Seems common sense, but I am noticing the need to give to myself. I withhold giving to me when I feel all is NOT well. This is crazy. This is when I most need to feed me. It’s related to not asking for help. Not calling a buddi, a mentor or coach when ‘stinking-thinkin’ takes hold. My not ‘All’s well’ turns into a type of self punishment that feeds the must’s, shoulds, ought’s & have too’s of ‘stinking thinking’. A very negative feedback loop.It seems to be epidemic, I find that if I haven’t heard from a buddi for a while they can be caught in their own version with a similar noose.
It is possible to spend a lot of time making excuses, believing the really big lies for not receiving:
I don’t deserve.
I am not good enough.
I don’t belong.
All common forms of self-abasement from childhood imprints that years in therapy, seminars, a library of self help book, prayer, & meditation may not give relief or the common sense to ask for help, or reverse the process by giving to others.
We give to others for love, for their attention, to pay the rent. What & how can we give to ourselves? How can we replenish our coffers? It’s a balance, time spent giving necessitates time spent receiving.

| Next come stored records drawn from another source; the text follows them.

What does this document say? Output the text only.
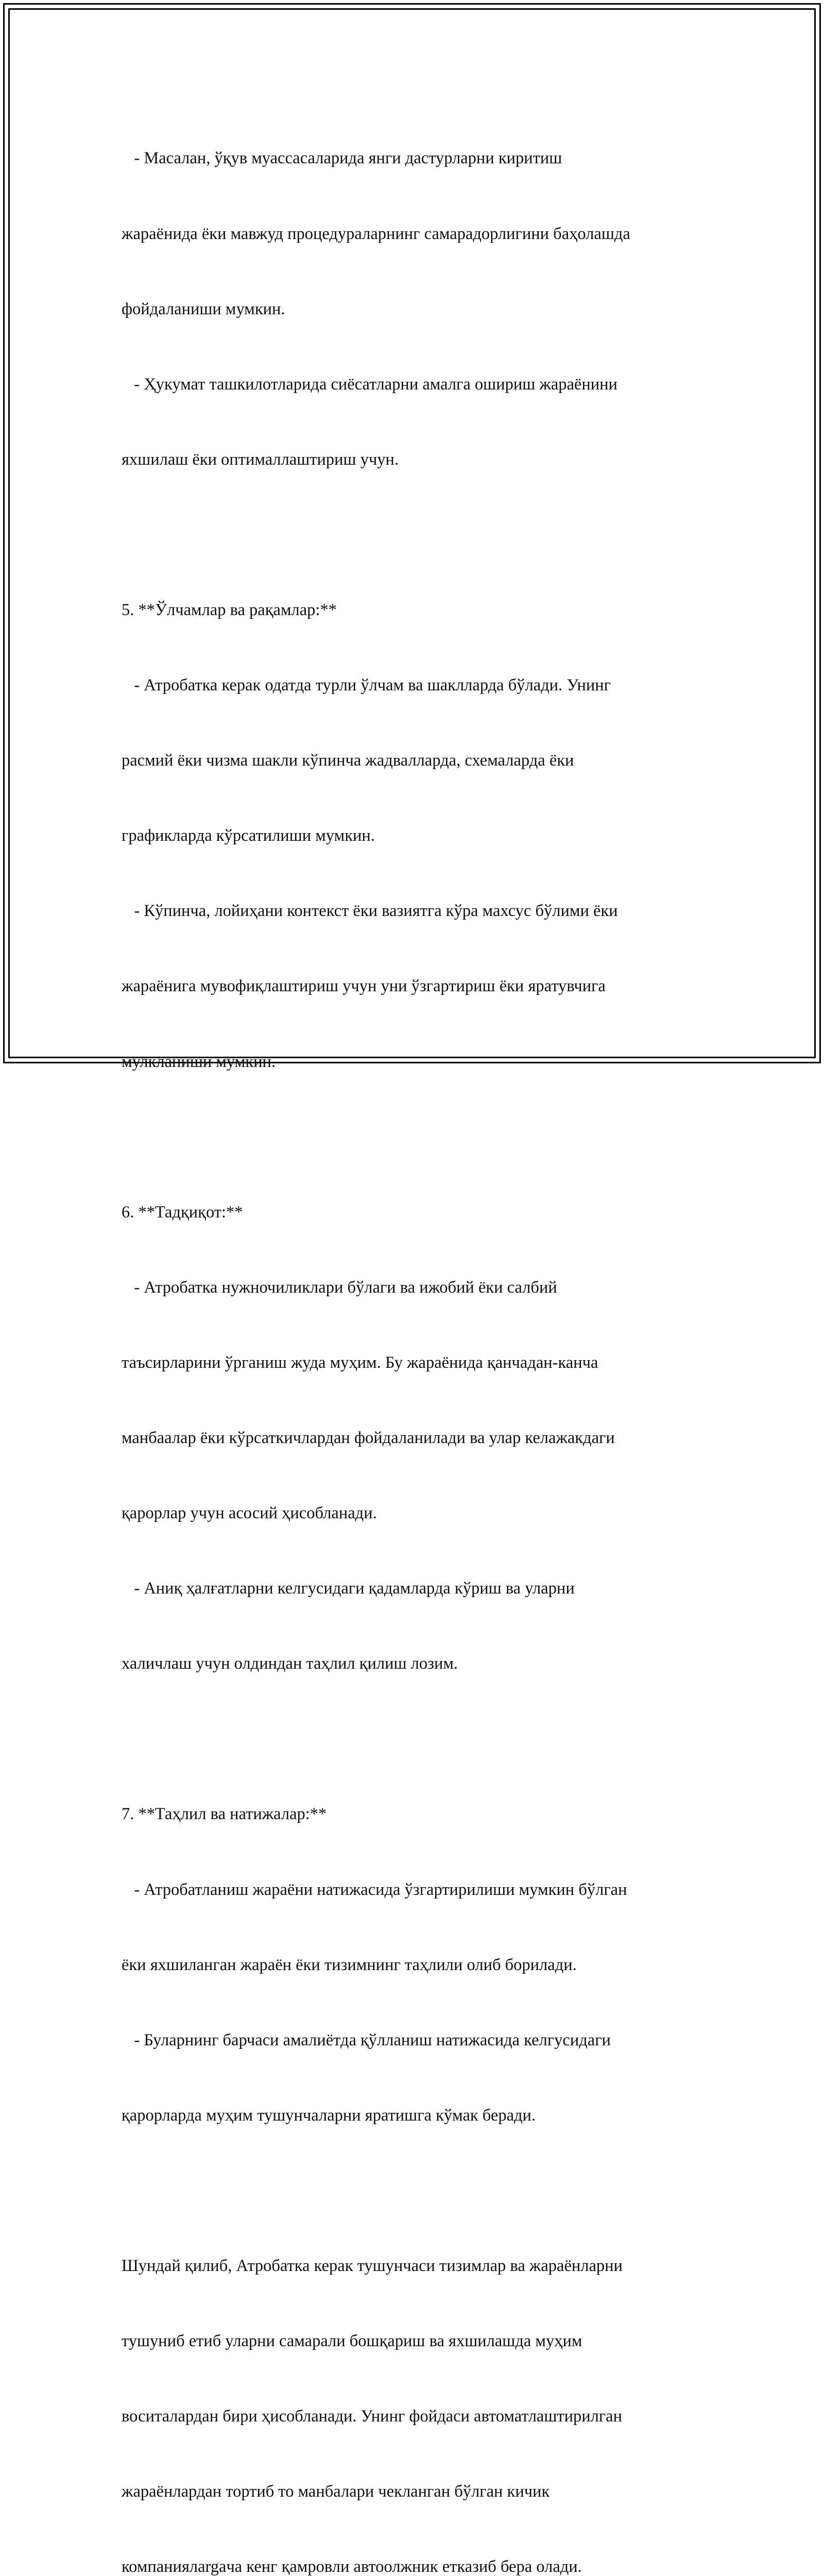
- Масалан, ўқув муассасаларида янги дастурларни киритиш

жараёнида ёки мавжуд процедураларнинг самарадорлигини баҳолашда

фойдаланиши мумкин.

- Ҳукумат ташкилотларида сиёсатларни амалга ошириш жараёнини

яхшилаш ёки оптималлаштириш учун.

5. **Ўлчамлар ва рақамлар:**

- Атробатка керак одатда турли ўлчам ва шаклларда бўлади. Унинг

расмий ёки чизма шакли кўпинча жадвалларда, схемаларда ёки

графикларда кўрсатилиши мумкин.

- Кўпинча, лойиҳани контекст ёки вазиятга кўра махсус бўлими ёки

жараёнига мувофиқлаштириш учун уни ўзгартириш ёки яратувчига

мулкланиши мумкин.

6. **Тадқиқот:**

- Атробатка нужночиликлари бўлаги ва ижобий ёки салбий

таъсирларини ўрганиш жуда муҳим. Бу жараёнида қанчадан-канча

манбаалар ёки кўрсаткичлардан фойдаланилади ва улар келажакдаги

қарорлар учун асосий ҳисобланади.

- Аниқ ҳалғатларни келгусидаги қадамларда кўриш ва уларни

халичлаш учун олдиндан таҳлил қилиш лозим.

7. **Таҳлил ва натижалар:**

- Атробатланиш жараёни натижасида ўзгартирилиши мумкин бўлган

ёки яхшиланган жараён ёки тизимнинг таҳлили олиб борилади.

- Буларнинг барчаси амалиётда қўлланиш натижасида келгусидаги

қарорларда муҳим тушунчаларни яратишга кўмак беради.

Шундай қилиб, Атробатка керак тушунчаси тизимлар ва жараёнларни

тушуниб етиб уларни самарали бошқариш ва яхшилашда муҳим

воситалардан бири ҳисобланади. Унинг фойдаси автоматлаштирилган

жараёнлардан тортиб то манбалари чекланган бўлган кичик

компаниялargaча кенг қамровли автоолжник етказиб бера олади.
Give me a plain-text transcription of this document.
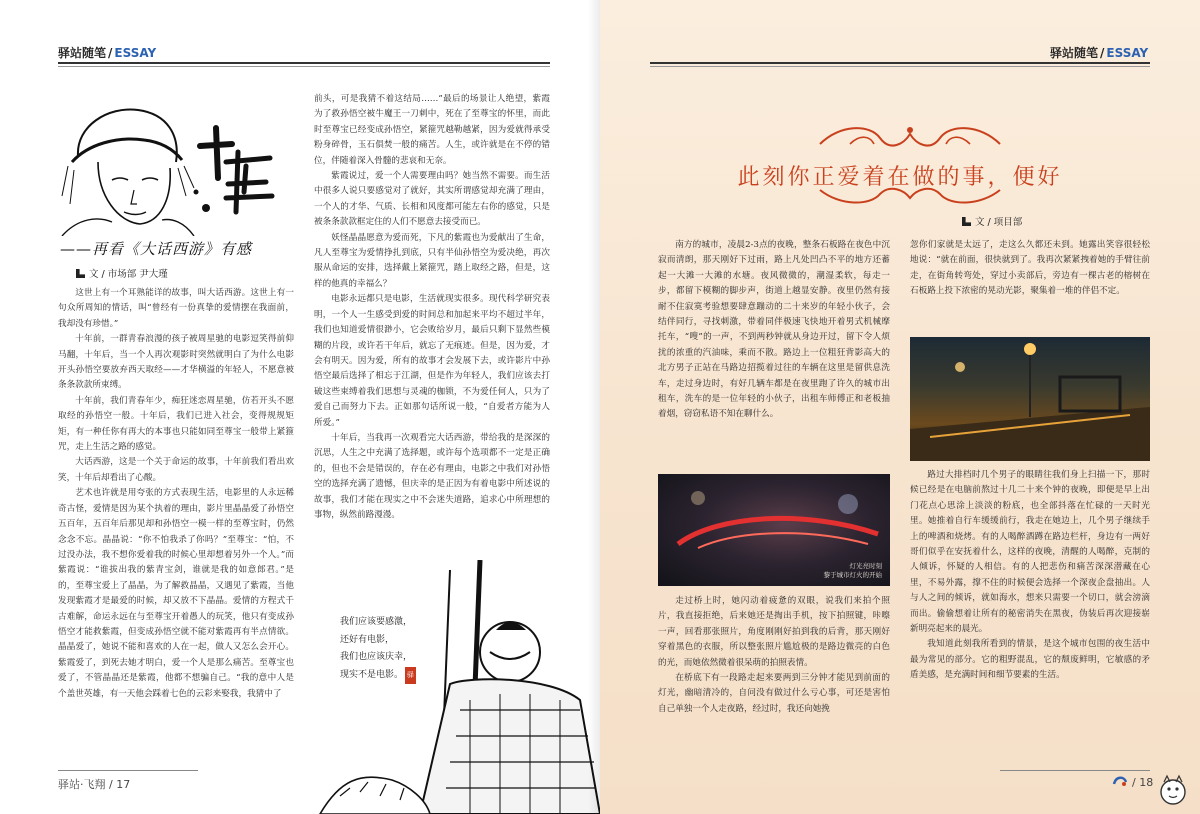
驿站随笔 / ESSAY
——再看《大话西游》有感
文 / 市场部 尹大瑾

这世上有一个耳熟能详的故事，叫大话西游。这世上有一句众所周知的情话，叫“曾经有一份真挚的爱情摆在我面前，我却没有珍惜。”

十年前，一群青春浪漫的孩子被周星驰的电影逗笑得前仰马翻，十年后，当一个人再次观影时突然就明白了为什么电影开头孙悟空要放弃西天取经——才华横溢的年轻人，不愿意被条条款款所束缚。

十年前，我们青春年少，痴狂迷恋周星驰，仿若开头不愿取经的孙悟空一般。十年后，我们已进入社会，变得规规矩矩，有一种任你有再大的本事也只能如同至尊宝一般带上紧箍咒，走上生活之路的感觉。

大话西游，这是一个关于命运的故事，十年前我们看出欢笑，十年后却看出了心酸。

艺术也许就是用夸张的方式表现生活，电影里的人永远稀奇古怪，爱情是因为某个执着的理由，影片里晶晶爱了孙悟空五百年，五百年后那见却和孙悟空一模一样的至尊宝时，仍然念念不忘。晶晶说：“你不怕我杀了你吗？”至尊宝：“怕，不过没办法，我不想你爱着我的时候心里却想着另外一个人。”而紫霞说：“谁拔出我的紫青宝剑，谁就是我的如意郎君。”是的，至尊宝爱上了晶晶，为了解救晶晶，又遇见了紫霞，当他发现紫霞才是最爱的时候，却又放不下晶晶。爱情的方程式千古难解，命运永远在与至尊宝开着愚人的玩笑，他只有变成孙悟空才能救紫霞，但变成孙悟空就不能对紫霞再有半点情欲。晶晶爱了，她说不能和喜欢的人在一起，做人又怎么会开心。紫霞爱了，到死去她才明白，爱一个人是那么痛苦。至尊宝也爱了，不管晶晶还是紫霞，他都不想骗自己。“我的意中人是个盖世英雄，有一天他会踩着七色的云彩来娶我，我猜中了

前头，可是我猜不着这结局……”最后的场景让人绝望，紫霞为了救孙悟空被牛魔王一刀刺中，死在了至尊宝的怀里，而此时至尊宝已经变成孙悟空，紧箍咒越勒越紧，因为爱就得承受粉身碎骨，玉石俱焚一般的痛苦。人生，或许就是在不停的错位，伴随着深入骨髓的悲哀和无奈。

紫霞说过，爱一个人需要理由吗？她当然不需要。而生活中很多人说只要感觉对了就好，其实所谓感觉却充满了理由，一个人的才华、气质、长相和风度都可能左右你的感觉，只是被条条款款框定住的人们不愿意去接受而已。

妖怪晶晶愿意为爱而死，下凡的紫霞也为爱献出了生命，凡人至尊宝为爱情挣扎到底，只有半仙孙悟空为爱决绝，再次服从命运的安排，选择戴上紧箍咒，踏上取经之路，但是，这样的他真的幸福么？

电影永远都只是电影，生活就现实很多。现代科学研究表明，一个人一生感受到爱的时间总和加起来平均不超过半年，我们也知道爱情很渺小，它会败给岁月，最后只剩下显然些模糊的片段，或许若干年后，就忘了无痕迹。但是，因为爱，才会有明天。因为爱，所有的故事才会发展下去，或许影片中孙悟空最后选择了相忘于江湖，但是作为年轻人，我们应该去打破这些束缚着我们思想与灵魂的枷锁，不为爱任何人，只为了爱自己而努力下去。正如那句话所说一般，“自爱者方能为人所爱。”

十年后，当我再一次观看完大话西游，带给我的是深深的沉思，人生之中充满了选择题，或许每个选项都不一定是正确的，但也不会是错误的，存在必有理由，电影之中我们对孙悟空的选择充满了遗憾，但庆幸的是正因为有着电影中所述说的故事，我们才能在现实之中不会迷失道路，追求心中所理想的事物，纵然前路漫漫。

我们应该要感激，
还好有电影，
我们也应该庆幸，
现实不是电影。 驿
驿站·飞翔 / 17
驿站随笔 / ESSAY
此刻你正爱着在做的事，便好
文 / 项目部

南方的城市，凌晨2-3点的夜晚，整条石板路在夜色中沉寂而清朗，那天刚好下过雨，路上凡处凹凸不平的地方还蓄起一大滩一大滩的水塘。夜风微微的，潮湿柔软，每走一步，都留下模糊的脚步声，街道上越显安静。夜里仍然有接耐不住寂寞考验想要肆意蹦动的二十来岁的年轻小伙子，会结伴同行，寻找刺激，带着同伴极速飞快地开着男式机械摩托车，“嗖”的一声，不到两秒钟就从身边开过，留下令人烦扰的浓重的汽油味，乘而不散。路边上一位粗狂背影高大的北方男子正站在马路边招揽着过往的车辆在这里是留供息洗车，走过身边时，有好几辆车都是在夜里跑了许久的城市出租车，洗车的是一位年轻的小伙子，出租车师傅正和老板抽着烟，窃窃私语不知在聊什么。

灯光亮时刻
黎于城市灯火的开始

走过桥上时，她闪动着疲惫的双眼，说我们来拍个照片，我直接拒绝，后来她还是掏出手机，按下拍照键，咔嚓一声，回看那张照片，角度刚刚好拍到我的后背，那天刚好穿着黑色的衣服，所以整张照片尴尬极的是路边微亮的白色的光，而她依然微着很呆萌的拍照表情。

在桥底下有一段路走起来要两到三分钟才能见到前面的灯光，幽暗清冷的，自问没有做过什么亏心事，可还是害怕自己单独一个人走夜路，经过时，我还向她挽

忽你们家就是太远了，走这么久都还未到。她露出笑容很轻松地说：“就在前面，很快就到了。我再次紧紧拽着她的手臂往前走，在街角转弯处，穿过小卖部后，旁边有一棵古老的榕树在石板路上投下浓密的晃动光影，聚集着一堆的伴侣不定。

路过大排档时几个男子的眼睛往我们身上扫描一下，那时候已经是在电脑前熬过十几二十来个钟的夜晚，即便是早上出门花点心思涂上淡淡的粉底，也全部抖落在忙碌的一天时光里。她推着自行车缓缓前行，我走在她边上，几个男子继续手上的啤酒和烧烤。有的人喝醉酒蹲在路边栏杆，身边有一两好哥们似乎在安抚着什么，这样的夜晚，清醒的人喝醉，克制的人倾诉，怀疑的人相信。有的人把悲伤和痛苦深深潜藏在心里，不易外露，撑不住的时候便会选择一个深夜企盘抽出。人与人之间的倾诉，就如海水，想来只需要一个切口，就会滂滴而出。偷偷想着让所有的秘密消失在黑夜，伪装后再次迎接崭新明亮起来的晨光。

我知道此刻我所看到的情景，是这个城市包围的夜生活中最为常见的部分。它的粗野混乱，它的颓废鲜明，它敏感的矛盾美感，是充满时间和细节要素的生活。

/ 18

For years I had bowling as a gift to myself. I was good, & bowling was good to me. I practiced paying attention, developing my skill, learning the nuances of the game. Being competitive keep me in my body while taking my attention off business & gave me strength for creativity, family & friends & an overall feeling of ‘All’s well.’Now I have NIA & Zumba dance classes, Toastmasters, Chi Gong, & golf (a practice of being cheerful no matter where the ball goes) & writing Church of Attention each week. They all are gifts to me.
It can be as simple as get back in your body by taking a walk, dancing, playing sports, or gardening. Giving to yourself the gift of being present is one way of getting back into the now, out of your head & back into your “All’s well.’